Question

A circular metal disc of mass 4 kg and radius 0.4m makes 10 revolutions per second about an axis passing through its centre and perpendicular to its plane. Calculate the magnitude of torque which will increase the angular momentum by 20% in 10 sec.

Answer 1

we are given the circular metal disc and we know it is rotating about an axis passing through its centre of mass. We will take the moment of inertia for the solid disc and torque can be calculated using the relationship between torque and moment of inertia. Here we can exploit the symmetry since the disc is uniform and it is rotating around its axis passing through its centre of mass.
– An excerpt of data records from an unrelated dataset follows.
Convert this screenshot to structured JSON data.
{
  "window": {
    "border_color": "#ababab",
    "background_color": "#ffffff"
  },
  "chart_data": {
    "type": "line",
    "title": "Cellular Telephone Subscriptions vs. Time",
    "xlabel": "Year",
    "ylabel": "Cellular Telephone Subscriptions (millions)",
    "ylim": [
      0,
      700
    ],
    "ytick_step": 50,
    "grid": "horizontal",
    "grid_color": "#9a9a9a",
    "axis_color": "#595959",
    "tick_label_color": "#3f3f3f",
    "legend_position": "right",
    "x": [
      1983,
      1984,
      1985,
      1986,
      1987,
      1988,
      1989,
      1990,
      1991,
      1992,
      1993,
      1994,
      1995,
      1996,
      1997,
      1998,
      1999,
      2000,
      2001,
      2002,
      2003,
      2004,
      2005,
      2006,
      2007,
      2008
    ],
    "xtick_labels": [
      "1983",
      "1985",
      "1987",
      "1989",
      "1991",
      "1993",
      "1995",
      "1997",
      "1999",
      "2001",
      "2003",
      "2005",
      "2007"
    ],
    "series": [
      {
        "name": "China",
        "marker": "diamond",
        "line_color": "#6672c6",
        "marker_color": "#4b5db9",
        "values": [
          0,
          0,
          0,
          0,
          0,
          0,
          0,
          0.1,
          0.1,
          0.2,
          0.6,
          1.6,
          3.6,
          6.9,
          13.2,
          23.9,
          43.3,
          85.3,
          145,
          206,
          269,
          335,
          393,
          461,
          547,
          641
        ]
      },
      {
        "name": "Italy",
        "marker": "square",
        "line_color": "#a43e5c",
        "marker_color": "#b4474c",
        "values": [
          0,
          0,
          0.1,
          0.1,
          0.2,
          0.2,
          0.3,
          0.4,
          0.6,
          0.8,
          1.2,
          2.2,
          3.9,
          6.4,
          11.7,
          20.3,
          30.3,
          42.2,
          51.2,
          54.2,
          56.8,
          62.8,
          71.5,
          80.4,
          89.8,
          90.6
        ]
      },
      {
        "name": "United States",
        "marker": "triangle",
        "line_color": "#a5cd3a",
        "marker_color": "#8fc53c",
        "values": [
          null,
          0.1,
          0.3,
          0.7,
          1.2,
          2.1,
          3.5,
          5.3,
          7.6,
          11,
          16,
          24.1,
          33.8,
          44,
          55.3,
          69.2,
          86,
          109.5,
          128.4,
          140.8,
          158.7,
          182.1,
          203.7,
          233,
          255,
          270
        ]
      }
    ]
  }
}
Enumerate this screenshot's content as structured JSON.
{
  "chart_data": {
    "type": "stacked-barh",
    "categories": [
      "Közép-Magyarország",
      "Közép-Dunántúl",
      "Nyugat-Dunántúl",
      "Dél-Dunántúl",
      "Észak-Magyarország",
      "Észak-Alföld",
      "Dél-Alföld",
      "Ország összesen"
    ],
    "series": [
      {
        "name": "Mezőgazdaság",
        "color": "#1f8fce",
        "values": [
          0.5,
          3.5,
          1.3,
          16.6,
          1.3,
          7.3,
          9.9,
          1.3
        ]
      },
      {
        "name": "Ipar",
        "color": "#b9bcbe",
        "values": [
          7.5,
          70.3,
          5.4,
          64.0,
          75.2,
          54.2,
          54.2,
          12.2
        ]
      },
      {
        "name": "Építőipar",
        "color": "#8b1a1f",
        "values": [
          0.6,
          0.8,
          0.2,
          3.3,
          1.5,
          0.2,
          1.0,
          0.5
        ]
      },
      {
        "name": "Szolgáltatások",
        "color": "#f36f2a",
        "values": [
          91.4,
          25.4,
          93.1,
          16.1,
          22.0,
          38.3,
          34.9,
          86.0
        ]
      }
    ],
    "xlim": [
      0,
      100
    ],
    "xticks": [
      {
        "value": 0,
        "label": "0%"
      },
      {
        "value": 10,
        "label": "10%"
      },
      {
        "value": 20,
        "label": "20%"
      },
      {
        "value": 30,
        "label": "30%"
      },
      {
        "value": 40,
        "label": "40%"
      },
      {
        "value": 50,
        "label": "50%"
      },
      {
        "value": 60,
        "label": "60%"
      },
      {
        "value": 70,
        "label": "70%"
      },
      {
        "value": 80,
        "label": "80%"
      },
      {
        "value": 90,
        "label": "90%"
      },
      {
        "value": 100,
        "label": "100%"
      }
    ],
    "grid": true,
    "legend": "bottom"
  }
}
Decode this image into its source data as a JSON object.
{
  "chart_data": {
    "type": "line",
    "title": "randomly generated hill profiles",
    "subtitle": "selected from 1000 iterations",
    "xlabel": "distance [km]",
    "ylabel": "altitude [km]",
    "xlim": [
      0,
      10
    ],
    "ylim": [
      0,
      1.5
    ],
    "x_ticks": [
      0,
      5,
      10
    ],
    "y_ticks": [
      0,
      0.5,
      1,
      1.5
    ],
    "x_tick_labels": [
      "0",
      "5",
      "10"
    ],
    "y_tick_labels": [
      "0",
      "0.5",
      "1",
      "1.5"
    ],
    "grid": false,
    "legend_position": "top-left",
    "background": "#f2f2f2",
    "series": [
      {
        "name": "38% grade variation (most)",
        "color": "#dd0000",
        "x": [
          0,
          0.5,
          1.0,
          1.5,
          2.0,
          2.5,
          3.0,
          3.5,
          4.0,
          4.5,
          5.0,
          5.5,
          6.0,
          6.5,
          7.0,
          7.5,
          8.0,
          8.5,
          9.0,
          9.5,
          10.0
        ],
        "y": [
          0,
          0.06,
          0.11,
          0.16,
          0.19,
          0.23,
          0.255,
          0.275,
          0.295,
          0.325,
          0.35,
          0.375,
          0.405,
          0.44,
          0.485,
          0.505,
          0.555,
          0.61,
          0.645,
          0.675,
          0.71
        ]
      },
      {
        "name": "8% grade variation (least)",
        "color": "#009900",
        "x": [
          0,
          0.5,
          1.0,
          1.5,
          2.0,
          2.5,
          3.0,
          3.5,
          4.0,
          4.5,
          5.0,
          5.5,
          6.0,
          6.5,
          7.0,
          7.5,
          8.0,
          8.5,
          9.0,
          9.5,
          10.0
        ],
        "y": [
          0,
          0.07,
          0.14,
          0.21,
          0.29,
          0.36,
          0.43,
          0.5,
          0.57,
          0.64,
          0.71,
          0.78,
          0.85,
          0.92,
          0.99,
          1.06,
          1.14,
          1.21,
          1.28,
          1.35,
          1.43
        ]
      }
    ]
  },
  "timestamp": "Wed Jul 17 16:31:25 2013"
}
Complete Step by step answer: The moment of inertia of the disc about an axis passing through its centre of mass is given by $I=\dfrac{M{{r}^{2}}}{2}$, Where M is the mass of the disc and r is its radius
$I=\dfrac{4\times 0.4}{2}=0.8kg{{m}^{2}}$
frequency = 10 revolutions per second
So angular velocity, $\omega =2\pi f=20\pi rad/{{s}^{2}}$
If the angular velocity of the disc is ω, then its angular momentum can be written as, $L=I\omega$

$$L=0.8\times 20\pi \\\ \Rightarrow L=16\pi kg{{m}^{2}}{{s}^{-1}} \\\$$

Now we need to find the magnitude of torque which will increase the angular momentum by 20% in 10s

$$\tau =20\Rightarrow \tau =\dfrac{20}{100}\times 16\pi \\\ \Rightarrow \tau =3.2\pi\; kg{{m}^{2}}{{s}^{-1}} \\\$$

So final angular momentum is,

$$L =(3.2\pi +16\pi )\; kg{{m}^{2}}{{s}^{-1}} \\\ \Rightarrow L =19.2\pi\; kg{{m}^{2}}{{s}^{-1}} \\\$$

We know $\dfrac{\Delta L}{\Delta t}=\tau$

$$\tau =\dfrac{3.2\pi }{10} \\\ \Rightarrow \tau=0.32\times 3.14 \\\ \Rightarrow \tau =1.004Nm \\\$$

Thus, the magnitude of torque required is 1.004 Nm.

Note: While substituting the values all the units must be in the same notation preferably in SI. If the frequency is given in round per minute, always convert it into round per second and if we multiply it by 2 $\pi$ we get the angular frequency.